3
votes

Currently we are using a wiki (Confluence) to track this information like:

  • servers
  • applications
  • configuration (IP addressees, domains used
  • owners (contacts)

The problem is that a wiki does not scale too well for editing structured data.

Is there a free alternative for this (not looking for complex commercial solutions), preferably one that could allow LDAP authentication.

Note: I know that Google Docs could be another alternative but that's out of the questions as it is hosted outside the corporate environment and there is no clear way of securing the access to the table.

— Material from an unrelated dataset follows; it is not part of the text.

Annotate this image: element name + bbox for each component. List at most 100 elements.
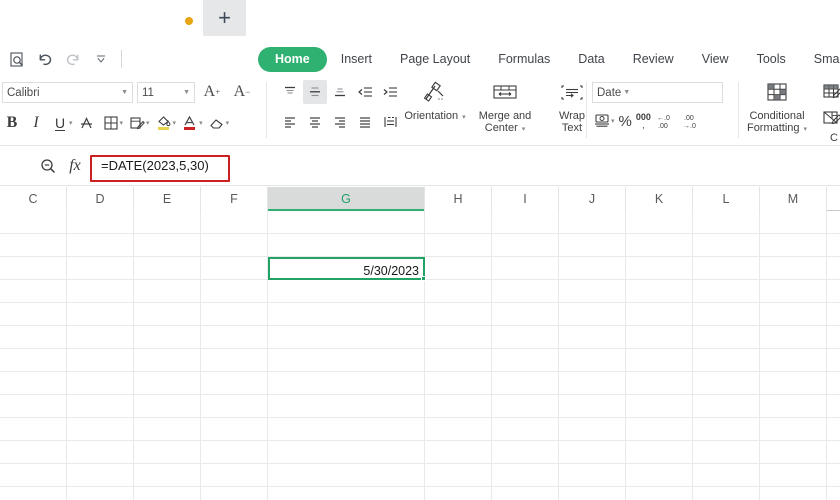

Probably I need this to manage less than 100 machines, but clearly more than 20 machines and a greater number of applications.

1
  • Linux-only environment? Is there an Active Directory presence? Sharepoint, perhaps?
    – ewwhite
    Jul 26, 2012 at 9:59

2 Answers 2

4
votes

I have been using racktables for customers scaling from 50 to ~1000 servers. It does LDAP (openldap, ad, etc.) authentication and it's IP listing is second to none. Using it's dictionary feature, you can add configuration like domain, software installed etc.

Most importantly (for me anyways), are the plugins that allow automatic insertion/update of servers. See racktables github page for details.

2
  • Thanks, this looks interesting even if it seems to be limited to managing physical machines. I will have a deeper look to see if I can store information link owners, credentials or applications running on them.
    – sorin
    Jul 26, 2012 at 10:46
  • Looks interesting... too bad it's limited to a MySQL backend Jul 26, 2012 at 10:54
1
vote

I always prefer to use a database for this kind of information because it's far easier to structure and search. You could use any free database server such as MySQL, PostgreSQL, etc. to store that data.

To access it you could create a front end with something else. For a free solution you could try something like LibreOffice Base. You could even create a nice form for the data entry and of course you have pretty good built-in reporting facilities. You could knock up something functional in half an hour and refine it as necessary when you have the time.